Después
de dos aproximaciones muy gratificantes a la novelística de Claudia Piñeiro me
acerco hasta las páginas de Cuánto vale una heladera y otros textos de
teatro, que reúne seis producciones breves, pero muy valiosas, donde se
combinan humor y tragedia, cotidianidad y magia, claustrofobia y recuerdos. Me
ha parecido muy notable. Con las tres primeras entregas del tomo he disfrutado
por motivos distintos: en Cuánto vale una heladera, por el modo en que
combina un disparate burocrático con su solución humorística; en Verona,
por la telaraña familiar que condensa, llena de hilos pegajosos llenos de
reproches, cuentas pendientes, mezquindades y egoísmos; y en Morite, Gordo,
por el juego de avances y retrocesos temporales, que nos van completando una
historia de amor y muerte.
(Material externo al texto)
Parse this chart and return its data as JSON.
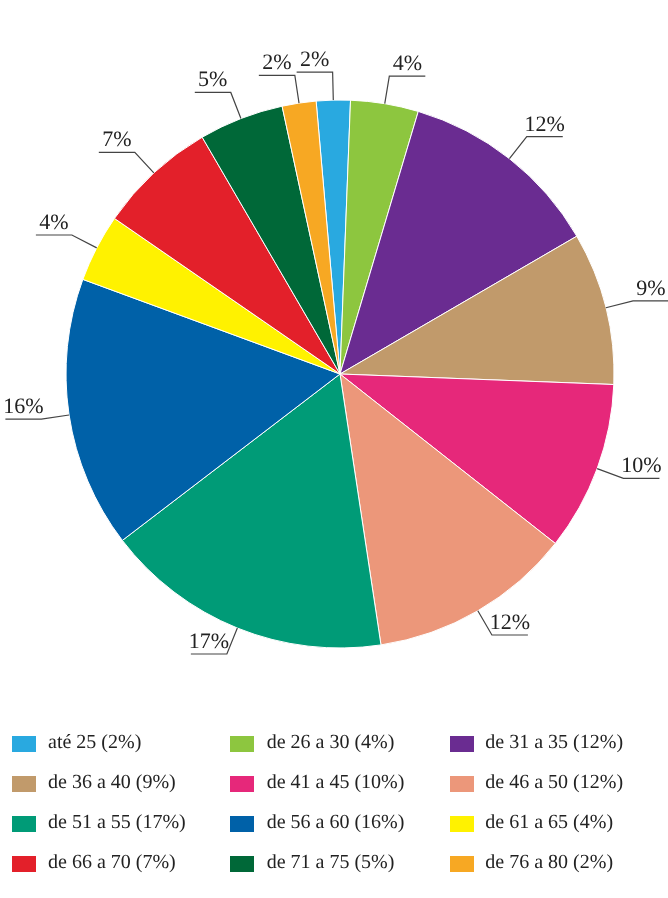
{
  "chart_data": {
    "type": "pie",
    "categories": [
      "até 25 (2%)",
      "de 26 a 30 (4%)",
      "de 31 a 35 (12%)",
      "de 36 a 40 (9%)",
      "de 41 a 45 (10%)",
      "de 46 a 50 (12%)",
      "de 51 a 55 (17%)",
      "de 56 a 60 (16%)",
      "de 61 a 65 (4%)",
      "de 66 a 70 (7%)",
      "de 71 a 75 (5%)",
      "de 76 a 80 (2%)"
    ],
    "values": [
      2,
      4,
      12,
      9,
      10,
      12,
      17,
      16,
      4,
      7,
      5,
      2
    ],
    "value_labels": [
      "2%",
      "4%",
      "12%",
      "9%",
      "10%",
      "12%",
      "17%",
      "16%",
      "4%",
      "7%",
      "5%",
      "2%"
    ],
    "colors": [
      "#29a9e0",
      "#8dc63f",
      "#6a2c91",
      "#c19a6b",
      "#e6287a",
      "#ec977a",
      "#009b77",
      "#0061a8",
      "#fff200",
      "#e3202a",
      "#006838",
      "#f7a823"
    ],
    "legend": "bottom"
  }
}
Pero donde realmente la escritora argentina alcanza
su cénit dramático es en las tres propuestas que completan el tomo: Un mismo
árbol verde (donde Silvia y Dora, que viven en la Argentina, pero tienen un
duro pasado armenio, nos invitan a reflexionar sobre exilios y genocidios, que
parecen buscarse y tejer una malla atemporal), Tres viejas plumas (en
cuyas páginas asistimos a la reconstrucción de un viejo trauma familiar, que
separó a Marcelo de su padre durante ocho años, hasta que el azar vuelve a
reunirlos de manera agria) y Con las manos atadas (en la que la
escribana Elena y su empleado Gutiérrez son inmovilizados por un ladrón y
tienen que pasar unas horas aislados en la oficina, hasta que a la mañana
siguiente alguien venga a rescatarlos).
Con una admirable habilidad, Claudia Piñeiro rellena su coctelera con la letra Ñ, los crímenes de los turcos, algunas frases inmortales de William Shakespeare, un orgasmo inesperado, un chico incapaz de guardar rencor a su hermano, un tipo del que nadie parece recordar el nombre o una madre que no murió por culpa de la tos, sino por la lujuria insensata de su esposo. Y una vez agitada esa mezcla nos sirve un cóctel que contiene amor, deseo, irritación, soledad, melancolía, derrota y decepciones. No desaprovechen la oportunidad de adentrarse en este libro: les gustará, estoy seguro, tanto como a mí.